Spanish government to cut electricity VAT from 10% to 5%
Rest of measures to withstand Ukraine war effects including cap on rent increases to be extended beyond June
The Spanish government will cut the electricity VAT from 10% to 5% from the end of June.
Talking before lawmakers on Wednesday, prime minister Pedro Sánchez announced the measure as part of his cabinet's efforts to withstand the effects of Ukraine war.
One year ago, the Socialist-led executive already lowered the electricity VAT from 21% to 10% in order to counter the rising costs of energy, and the measure was maintained when a set of initiatives aimed at tackling the consequences of the conflict in Eastern Europe three months ago.
On Saturday this week, Sánchez's cabinet will hold an extraordinary meeting in order to extend the measures approved in late March and will add the further reduction of taxes for electricity.
The legislation that will temporarily continue in place includes a 2% cap on rent increases and a 20-cent discount per liter of fuel for all drivers.
"We will protect our country's families," Sánchez said to lawmakers, asking them to greenlight it when it gets to Congress within one month after its approval in the cabinet meeting.
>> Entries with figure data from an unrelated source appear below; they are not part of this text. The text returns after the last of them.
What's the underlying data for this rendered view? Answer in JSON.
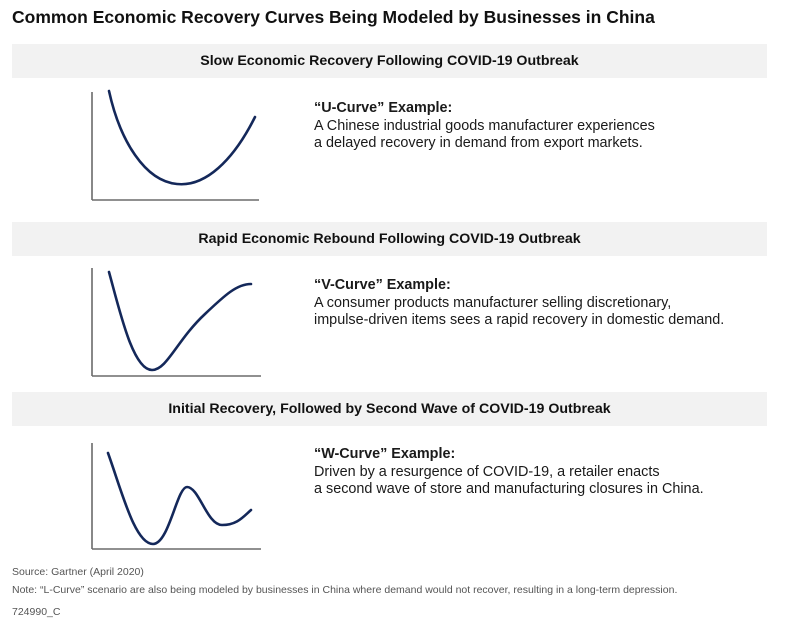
{
  "title": "Common Economic Recovery Curves Being Modeled by Businesses in China",
  "sections": [
    {
      "header": "Slow Economic Recovery Following COVID-19 Outbreak",
      "example_title": "“U-Curve” Example:",
      "line1": "A Chinese industrial goods manufacturer experiences",
      "line2": "a delayed recovery in demand from export markets.",
      "curve": "U-Curve"
    },
    {
      "header": "Rapid Economic Rebound Following  COVID-19 Outbreak",
      "example_title": "“V-Curve” Example:",
      "line1": "A consumer products manufacturer selling discretionary,",
      "line2": "impulse-driven items sees a rapid recovery in domestic demand.",
      "curve": "V-Curve"
    },
    {
      "header": "Initial Recovery, Followed by Second Wave of COVID-19 Outbreak",
      "example_title": "“W-Curve” Example:",
      "line1": "Driven by a resurgence of COVID-19, a retailer enacts",
      "line2": "a second wave of store and manufacturing closures in China.",
      "curve": "W-Curve"
    }
  ],
  "footer": {
    "source": "Source: Gartner (April 2020)",
    "note": "Note: “L-Curve” scenario are also being modeled by businesses in China where demand would not recover, resulting in a long-term depression.",
    "code": "724990_C"
  },
  "colors": {
    "curve": "#14285a",
    "axis": "#6b6b6b",
    "band": "#f2f2f2"
  }
}
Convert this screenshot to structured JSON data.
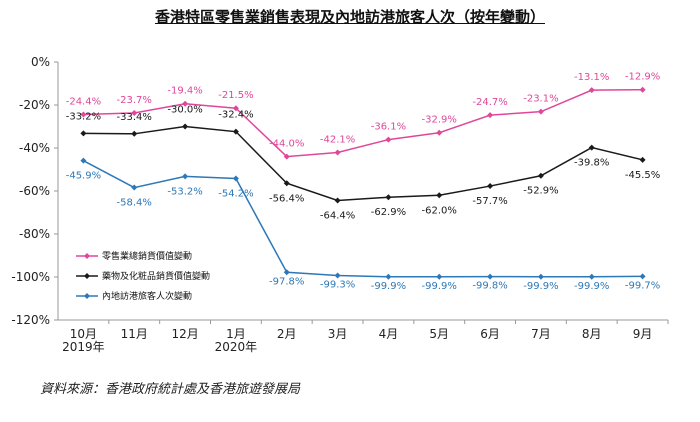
{
  "chart_data": {
    "type": "line",
    "title": "香港特區零售業銷售表現及內地訪港旅客人次（按年變動）",
    "categories": [
      "10月",
      "11月",
      "12月",
      "1月",
      "2月",
      "3月",
      "4月",
      "5月",
      "6月",
      "7月",
      "8月",
      "9月"
    ],
    "category_sublabels": [
      "2019年",
      "",
      "",
      "2020年",
      "",
      "",
      "",
      "",
      "",
      "",
      "",
      ""
    ],
    "y_ticks": [
      "0%",
      "-20%",
      "-40%",
      "-60%",
      "-80%",
      "-100%",
      "-120%"
    ],
    "ylim": [
      -120,
      0
    ],
    "grid": false,
    "legend_position": "lower-left",
    "series": [
      {
        "name": "零售業總銷貨價值變動",
        "color": "#e0479b",
        "values": [
          -24.4,
          -23.7,
          -19.4,
          -21.5,
          -44.0,
          -42.1,
          -36.1,
          -32.9,
          -24.7,
          -23.1,
          -13.1,
          -12.9
        ],
        "labels": [
          "-24.4%",
          "-23.7%",
          "-19.4%",
          "-21.5%",
          "-44.0%",
          "-42.1%",
          "-36.1%",
          "-32.9%",
          "-24.7%",
          "-23.1%",
          "-13.1%",
          "-12.9%"
        ]
      },
      {
        "name": "藥物及化粧品銷貨價值變動",
        "color": "#1a1a1a",
        "values": [
          -33.2,
          -33.4,
          -30.0,
          -32.4,
          -56.4,
          -64.4,
          -62.9,
          -62.0,
          -57.7,
          -52.9,
          -39.8,
          -45.5
        ],
        "labels": [
          "-33.2%",
          "-33.4%",
          "-30.0%",
          "-32.4%",
          "-56.4%",
          "-64.4%",
          "-62.9%",
          "-62.0%",
          "-57.7%",
          "-52.9%",
          "-39.8%",
          "-45.5%"
        ]
      },
      {
        "name": "內地訪港旅客人次變動",
        "color": "#2e78b7",
        "values": [
          -45.9,
          -58.4,
          -53.2,
          -54.2,
          -97.8,
          -99.3,
          -99.9,
          -99.9,
          -99.8,
          -99.9,
          -99.9,
          -99.7
        ],
        "labels": [
          "-45.9%",
          "-58.4%",
          "-53.2%",
          "-54.2%",
          "-97.8%",
          "-99.3%",
          "-99.9%",
          "-99.9%",
          "-99.8%",
          "-99.9%",
          "-99.9%",
          "-99.7%"
        ]
      }
    ]
  },
  "source_note": "資料來源：香港政府統計處及香港旅遊發展局"
}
Once ministers approve it, it will come into force, but could be halted by MPs some weeks later if they reject it.
The PM made the announcement during his response to the Catalan pro-independence Esquerra MP Gabriel Rufián's speech, in which he warned the Socialists that the ongoing inflation may "destroy" any left-wing initiative and also Sánchez's government.
The Andalusian regional election took place on Sunday and the conservative People's Party clinched its first ever absolute majority, while the Socialists, which had ruled over the territory uninterruptedly between 1978 and 2019, got their worst result to date.